In our analogy to computer programming, we could imagine the replication being the distribution of copies of the source code to other people. This analogy is weak, though. If we want to be precise, we’d need to come up with a program that is capable of printing its own source as output. This was named Quine by Douglas Hofstadter in Gödel, Escher, Bach [6] and it’s an example of a self-replicating automata, also studied by the famous computer scientist John von Neumann.
Protein Production
A second function of the DNA is the production of proteins. The first step, called transcription, is very similar to replication: One of the strands serve as template, and a new strand with complementary base is generated. The difference is that instead of Thymine, the nucleotide Uracil is used. The resulting structure is called mRNA, short for messenger RNA.

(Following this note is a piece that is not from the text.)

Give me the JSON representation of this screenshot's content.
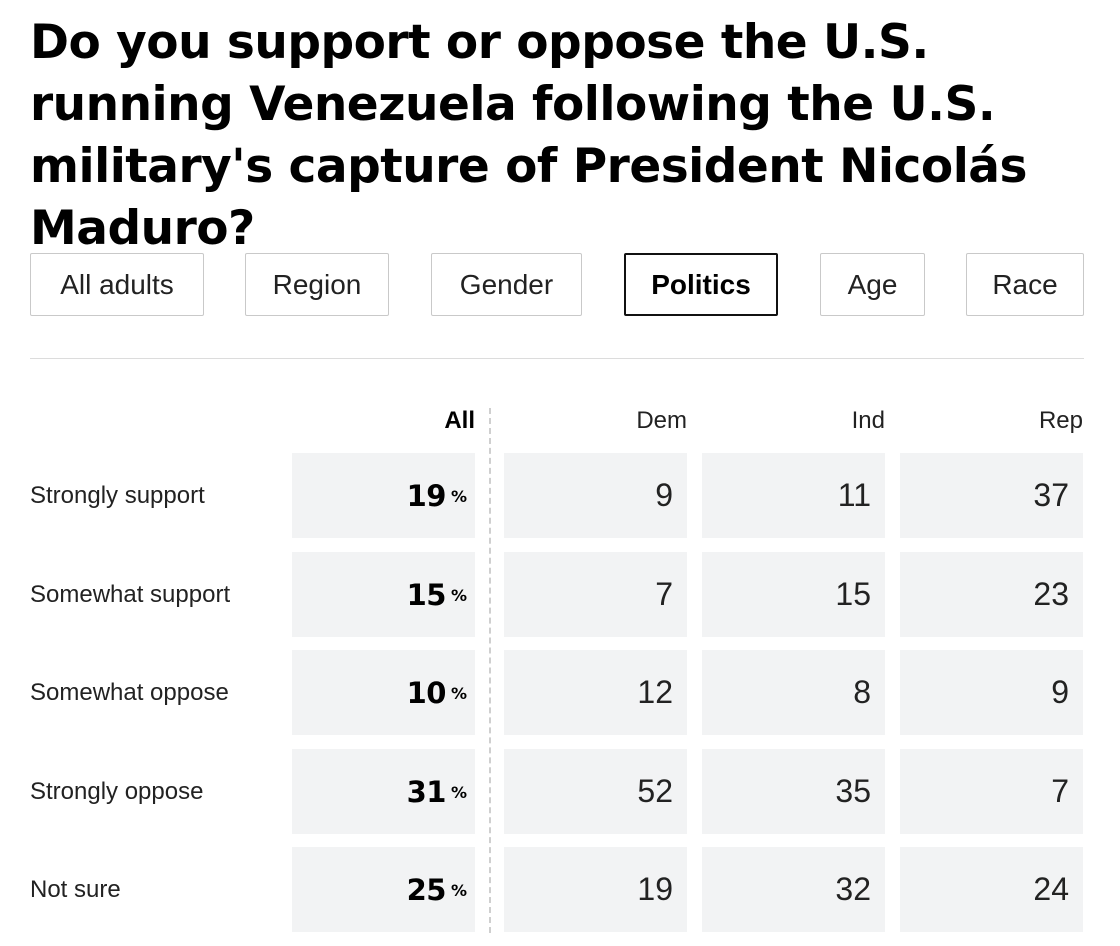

The mRNA detaches itself from the DNA strand and exits the nucleus to the cytoplasm where the second step, translation, begins. In there, it is “interpreted” by a structure called ribosome. Every 3 nucleotides, denominated codon, translates to an amino acid, which in turn form a protein. The mapping of every possible 64 combinations of codons are displayed in Figure 8.
The tRNA, short for transfer RNA, is a small chain of RNA that connects amino-acids to their corresponding codon in the mRNA. There are some special codons that indicate the end of the process. The output of this translation will be a peptide chain.

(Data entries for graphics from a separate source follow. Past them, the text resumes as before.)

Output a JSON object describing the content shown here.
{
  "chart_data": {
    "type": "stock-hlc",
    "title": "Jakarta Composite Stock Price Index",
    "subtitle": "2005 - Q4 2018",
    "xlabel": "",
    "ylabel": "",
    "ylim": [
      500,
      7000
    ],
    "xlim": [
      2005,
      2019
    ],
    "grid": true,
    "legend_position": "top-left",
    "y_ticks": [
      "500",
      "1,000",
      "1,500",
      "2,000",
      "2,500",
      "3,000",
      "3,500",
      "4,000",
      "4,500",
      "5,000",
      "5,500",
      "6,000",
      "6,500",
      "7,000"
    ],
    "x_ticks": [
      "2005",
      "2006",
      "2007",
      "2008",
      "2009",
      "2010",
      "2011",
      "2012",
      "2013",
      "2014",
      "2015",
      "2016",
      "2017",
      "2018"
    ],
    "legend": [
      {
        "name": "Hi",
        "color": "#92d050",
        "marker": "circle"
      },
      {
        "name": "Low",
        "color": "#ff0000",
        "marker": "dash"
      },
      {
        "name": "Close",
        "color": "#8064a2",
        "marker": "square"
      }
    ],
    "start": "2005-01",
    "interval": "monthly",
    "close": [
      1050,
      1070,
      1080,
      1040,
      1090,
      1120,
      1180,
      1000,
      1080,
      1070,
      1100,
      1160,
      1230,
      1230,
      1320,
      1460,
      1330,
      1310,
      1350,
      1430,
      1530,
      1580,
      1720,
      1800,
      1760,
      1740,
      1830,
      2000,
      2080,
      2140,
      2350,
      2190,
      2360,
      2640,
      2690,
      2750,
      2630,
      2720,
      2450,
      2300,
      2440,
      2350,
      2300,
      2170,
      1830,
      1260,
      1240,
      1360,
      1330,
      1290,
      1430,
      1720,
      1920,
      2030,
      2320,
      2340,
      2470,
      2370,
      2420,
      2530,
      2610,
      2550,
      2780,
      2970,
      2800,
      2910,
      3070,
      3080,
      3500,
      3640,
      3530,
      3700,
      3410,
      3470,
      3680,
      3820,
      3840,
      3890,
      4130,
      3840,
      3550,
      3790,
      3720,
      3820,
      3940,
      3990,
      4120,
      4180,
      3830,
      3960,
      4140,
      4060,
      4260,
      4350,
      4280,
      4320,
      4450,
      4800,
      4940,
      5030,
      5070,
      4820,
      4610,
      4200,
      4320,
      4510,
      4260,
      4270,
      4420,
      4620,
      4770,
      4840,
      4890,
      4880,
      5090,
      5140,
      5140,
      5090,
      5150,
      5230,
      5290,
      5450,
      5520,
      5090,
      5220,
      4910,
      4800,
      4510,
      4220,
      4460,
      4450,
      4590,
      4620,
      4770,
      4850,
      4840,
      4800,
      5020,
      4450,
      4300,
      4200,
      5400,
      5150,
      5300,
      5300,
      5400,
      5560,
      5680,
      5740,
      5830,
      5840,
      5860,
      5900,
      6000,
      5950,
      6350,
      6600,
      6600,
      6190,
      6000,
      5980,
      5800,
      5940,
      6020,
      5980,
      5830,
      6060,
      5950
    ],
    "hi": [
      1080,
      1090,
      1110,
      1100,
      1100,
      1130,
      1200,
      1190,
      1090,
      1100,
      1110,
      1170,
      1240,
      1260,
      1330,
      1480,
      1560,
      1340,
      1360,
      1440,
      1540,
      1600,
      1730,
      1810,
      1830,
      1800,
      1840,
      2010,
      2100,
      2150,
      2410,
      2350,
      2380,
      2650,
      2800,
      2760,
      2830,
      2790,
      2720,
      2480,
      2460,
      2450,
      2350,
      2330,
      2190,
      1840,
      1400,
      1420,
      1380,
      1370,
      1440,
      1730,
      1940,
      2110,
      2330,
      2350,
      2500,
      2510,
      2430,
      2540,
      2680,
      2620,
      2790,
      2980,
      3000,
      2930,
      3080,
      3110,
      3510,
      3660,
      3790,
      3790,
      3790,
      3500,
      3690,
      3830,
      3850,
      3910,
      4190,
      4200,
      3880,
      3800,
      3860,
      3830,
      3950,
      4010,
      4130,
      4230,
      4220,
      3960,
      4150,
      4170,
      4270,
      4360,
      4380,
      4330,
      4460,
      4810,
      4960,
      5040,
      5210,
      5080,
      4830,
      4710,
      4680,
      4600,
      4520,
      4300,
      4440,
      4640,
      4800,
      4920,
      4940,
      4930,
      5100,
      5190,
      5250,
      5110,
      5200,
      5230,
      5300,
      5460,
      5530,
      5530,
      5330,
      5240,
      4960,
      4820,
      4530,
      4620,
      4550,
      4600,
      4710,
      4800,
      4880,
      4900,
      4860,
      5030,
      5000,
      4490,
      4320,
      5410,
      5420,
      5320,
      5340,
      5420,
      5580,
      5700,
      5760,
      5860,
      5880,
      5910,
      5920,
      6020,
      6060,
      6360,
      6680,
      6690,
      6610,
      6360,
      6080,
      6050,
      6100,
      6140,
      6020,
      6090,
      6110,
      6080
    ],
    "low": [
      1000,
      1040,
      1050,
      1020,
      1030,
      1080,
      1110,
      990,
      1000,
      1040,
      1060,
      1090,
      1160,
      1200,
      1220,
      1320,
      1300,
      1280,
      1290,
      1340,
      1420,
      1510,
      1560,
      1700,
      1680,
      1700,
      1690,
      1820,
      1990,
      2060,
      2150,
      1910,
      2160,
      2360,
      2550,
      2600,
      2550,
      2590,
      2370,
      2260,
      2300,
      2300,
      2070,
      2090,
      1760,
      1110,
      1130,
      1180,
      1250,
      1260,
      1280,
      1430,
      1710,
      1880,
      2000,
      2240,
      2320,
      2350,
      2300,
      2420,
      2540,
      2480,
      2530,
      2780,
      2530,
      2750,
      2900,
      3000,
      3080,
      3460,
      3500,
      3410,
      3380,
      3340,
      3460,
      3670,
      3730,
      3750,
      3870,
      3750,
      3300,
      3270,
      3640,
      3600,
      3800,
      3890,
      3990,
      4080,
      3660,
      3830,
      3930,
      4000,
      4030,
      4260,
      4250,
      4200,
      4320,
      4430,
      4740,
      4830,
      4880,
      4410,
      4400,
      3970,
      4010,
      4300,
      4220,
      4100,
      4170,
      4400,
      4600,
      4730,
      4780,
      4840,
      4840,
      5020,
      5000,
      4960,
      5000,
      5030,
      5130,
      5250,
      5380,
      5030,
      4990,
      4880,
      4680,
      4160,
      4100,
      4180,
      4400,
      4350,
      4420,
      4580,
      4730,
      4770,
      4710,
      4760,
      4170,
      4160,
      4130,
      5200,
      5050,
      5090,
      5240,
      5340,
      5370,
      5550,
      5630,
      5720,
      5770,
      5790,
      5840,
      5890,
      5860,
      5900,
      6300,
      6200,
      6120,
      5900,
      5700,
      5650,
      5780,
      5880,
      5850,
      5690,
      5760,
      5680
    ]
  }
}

The production of protein is the actual functioning of the DNA. If we link to the computer programming model, we could think of the source code (DNA) being interpreted or compiled into an actual program that can be executed. It’s incredible how biological systems evolved to define an explicit code for the end of the translation, much like how a semi-color or new line often indicates the end of an expression.
Applications of Bio-informatics
How can computer science help with the study of biological systems? Computers are good at repetitive tasks and handling large amounts of data. Here are some applications according to Wikipedia [7].
- DNA sequencing - consists of determining the order of nucleotides in the DNA from raw data. Computers are useful here because the raw data often come as fragments that need to be merged.
- Protein structure prediction - given a sequence of nucleotides, determine the chain of amino-acids is well-understood, but predicting the structure of the final protein is an open problem.
- Reduce noise in massive datasets output by experiments.
Conclusion
From reading a lot of introductory material, I felt that there were a lot of imprecise or ambiguous descriptions. That seems to come from the sheer complexity of biological systems and most results coming from empirical evidence, which currently only provide an incomplete picture of the whole, but new information still comes at a very frequent pace, sometimes making existing models obsolete or incorrect.
I last studied Biology back in high school. I don’t intend to study it in depth, but just enough to understand how computer science can be used to solve particular problems.
The idea of modeling living organisms as organic computers is fascinating. As we discover more about the inner workings of cells, I hope we can come up with better models and be able to predict their outcome with greater accuracy.